Brazilians are city dwellers. They tend to live close together even in the countryside. After you drive through the canyons of tall buildings ringing the capital, you find yourself almost immediately in open country. When you come to a town, there are again houses, but between urban areas there are few single houses, as you would find in a “rural” area in the U.S. One of the reasons must be that people did not have cars. If you rely on busses or your feet to get around, you don’t want to be too far away from other people and services. America was like that before the car, but never quite like this, at least in the East. If you visit Civil War or Early American sites, as I do, you realize that rural regions in 19th Century America were fairly densely populated. People often lived on their own farms, which tended to be less than 160 acres, which is a quarter mile square. Brazilian settlement included lots of big farms and ranches.
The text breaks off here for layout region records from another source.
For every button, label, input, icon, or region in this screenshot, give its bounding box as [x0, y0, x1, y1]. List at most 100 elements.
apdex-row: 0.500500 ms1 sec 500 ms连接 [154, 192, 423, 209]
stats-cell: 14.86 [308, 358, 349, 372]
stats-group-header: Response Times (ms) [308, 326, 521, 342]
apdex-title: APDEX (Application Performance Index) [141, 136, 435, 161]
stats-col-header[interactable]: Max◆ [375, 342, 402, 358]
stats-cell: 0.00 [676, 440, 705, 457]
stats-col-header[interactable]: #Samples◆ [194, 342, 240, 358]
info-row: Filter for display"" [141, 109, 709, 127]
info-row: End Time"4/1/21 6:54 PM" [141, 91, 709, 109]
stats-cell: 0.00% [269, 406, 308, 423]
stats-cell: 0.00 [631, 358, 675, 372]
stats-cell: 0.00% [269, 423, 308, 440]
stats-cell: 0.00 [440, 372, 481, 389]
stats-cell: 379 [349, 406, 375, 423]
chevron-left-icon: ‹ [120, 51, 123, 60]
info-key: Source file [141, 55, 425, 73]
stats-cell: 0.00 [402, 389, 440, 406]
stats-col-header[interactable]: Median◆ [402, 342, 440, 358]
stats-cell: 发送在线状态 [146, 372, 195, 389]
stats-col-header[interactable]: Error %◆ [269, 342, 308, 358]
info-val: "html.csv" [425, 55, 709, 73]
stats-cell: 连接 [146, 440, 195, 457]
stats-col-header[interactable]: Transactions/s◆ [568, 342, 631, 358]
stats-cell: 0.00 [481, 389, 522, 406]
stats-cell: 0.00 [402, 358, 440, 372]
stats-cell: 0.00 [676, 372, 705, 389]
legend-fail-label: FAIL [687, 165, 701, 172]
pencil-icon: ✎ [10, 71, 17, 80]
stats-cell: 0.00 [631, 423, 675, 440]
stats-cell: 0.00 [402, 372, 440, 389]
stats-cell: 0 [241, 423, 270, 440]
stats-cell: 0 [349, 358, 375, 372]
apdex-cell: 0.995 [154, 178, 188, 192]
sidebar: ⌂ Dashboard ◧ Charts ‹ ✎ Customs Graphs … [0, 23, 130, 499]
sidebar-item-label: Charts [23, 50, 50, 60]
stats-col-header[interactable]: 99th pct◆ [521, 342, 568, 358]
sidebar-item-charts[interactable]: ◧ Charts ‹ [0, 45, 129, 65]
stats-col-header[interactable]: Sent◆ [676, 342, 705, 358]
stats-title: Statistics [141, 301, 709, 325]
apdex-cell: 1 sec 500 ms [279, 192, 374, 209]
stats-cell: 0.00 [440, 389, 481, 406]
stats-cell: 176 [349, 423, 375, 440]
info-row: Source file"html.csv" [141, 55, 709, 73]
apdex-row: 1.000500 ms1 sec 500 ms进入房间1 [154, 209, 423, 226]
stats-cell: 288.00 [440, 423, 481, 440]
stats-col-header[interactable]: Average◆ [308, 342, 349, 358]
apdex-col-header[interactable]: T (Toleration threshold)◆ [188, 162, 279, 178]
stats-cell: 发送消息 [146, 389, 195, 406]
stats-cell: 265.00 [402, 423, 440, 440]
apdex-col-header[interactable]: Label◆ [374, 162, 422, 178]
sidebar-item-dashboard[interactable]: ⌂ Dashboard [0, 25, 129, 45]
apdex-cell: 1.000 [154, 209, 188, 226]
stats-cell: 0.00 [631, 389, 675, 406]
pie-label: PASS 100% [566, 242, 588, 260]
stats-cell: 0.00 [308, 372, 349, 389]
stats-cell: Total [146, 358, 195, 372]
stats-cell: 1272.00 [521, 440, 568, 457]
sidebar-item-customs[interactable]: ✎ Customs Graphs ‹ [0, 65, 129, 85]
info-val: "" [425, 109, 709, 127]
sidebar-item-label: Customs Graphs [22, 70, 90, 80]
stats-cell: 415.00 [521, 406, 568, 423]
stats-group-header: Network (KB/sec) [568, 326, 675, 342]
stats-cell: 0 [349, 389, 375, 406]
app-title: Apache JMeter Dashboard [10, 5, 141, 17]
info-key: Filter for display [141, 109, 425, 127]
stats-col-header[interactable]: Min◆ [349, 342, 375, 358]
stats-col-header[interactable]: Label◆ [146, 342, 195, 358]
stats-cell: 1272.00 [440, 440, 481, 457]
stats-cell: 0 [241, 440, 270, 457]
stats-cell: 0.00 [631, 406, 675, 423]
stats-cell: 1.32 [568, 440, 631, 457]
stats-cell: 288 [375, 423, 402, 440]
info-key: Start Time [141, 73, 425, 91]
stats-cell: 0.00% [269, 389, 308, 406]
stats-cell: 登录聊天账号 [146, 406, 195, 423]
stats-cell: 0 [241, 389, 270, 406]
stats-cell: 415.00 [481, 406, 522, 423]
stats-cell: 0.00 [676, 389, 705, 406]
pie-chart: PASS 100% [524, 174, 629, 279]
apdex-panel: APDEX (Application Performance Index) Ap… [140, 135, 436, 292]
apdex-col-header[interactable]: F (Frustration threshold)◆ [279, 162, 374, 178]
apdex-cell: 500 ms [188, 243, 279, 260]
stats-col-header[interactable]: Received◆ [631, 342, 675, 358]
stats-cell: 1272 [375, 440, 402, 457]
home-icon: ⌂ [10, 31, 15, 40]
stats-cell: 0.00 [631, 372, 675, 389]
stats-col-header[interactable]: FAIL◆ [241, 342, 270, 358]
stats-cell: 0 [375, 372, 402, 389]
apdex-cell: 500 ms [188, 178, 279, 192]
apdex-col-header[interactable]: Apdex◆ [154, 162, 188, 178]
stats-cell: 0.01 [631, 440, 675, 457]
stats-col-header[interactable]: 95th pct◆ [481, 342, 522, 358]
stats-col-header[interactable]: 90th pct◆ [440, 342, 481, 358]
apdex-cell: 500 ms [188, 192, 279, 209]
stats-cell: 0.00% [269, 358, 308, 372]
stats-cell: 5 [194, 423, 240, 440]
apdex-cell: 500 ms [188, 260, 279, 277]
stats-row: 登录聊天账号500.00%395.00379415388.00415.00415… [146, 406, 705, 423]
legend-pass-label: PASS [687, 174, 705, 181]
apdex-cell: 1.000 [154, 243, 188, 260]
I wrote about this when I visited Parana a couple years ago. Laws such as the Northwest Ordinance of 1787 and the Homestead Act were designed to avoid this sort of settlement pattern on the plains, and they had their intended effects. Settlement patterns are still affected by the presence of these laws in the U.S. and the lack of similar rules in most of South America. But let me return to my travel notes.
Pirenópolis seems like a nice place to live. You can see above and below kids playing in the Rio Das Almas (River of Souls). I am sure there is an interesting back story to the name, but I was unable to find out. I suppose in the U.S. the fear of lawsuits would close down a swimming hole like the one pictured. Pirenópolis has the feeling of a kind of off-beat tourist town, a place maybe like Sedona in Arizona, but with a younger population, i.e. more kids. Like Sedona, it has a kind of residual “western” look. I saw several cowboys riding their horses down the streets. I bet the place gets crowded. They were setting up tables for the outdoor cafes as we had to head back to Brasilia. It is not a great idea to drive around on these roads after sundown.
Below is a street in Pirenópolis. As we walked around this very pleasant city, I realized the difference between ordinary tourism and diplomatic tourism. I enjoy both, but when I am doing my job I get to talk to people about their town, work, aspirations and opinions. This is better than just seeing buildings, no matter how pleasant. I get a feeling of having actually done something useful. Towns are made of people, not bricks. I also missed Chrissy. I would have enjoyed seeing this with her. It will be good when she comes down. This place will be a lot nicer.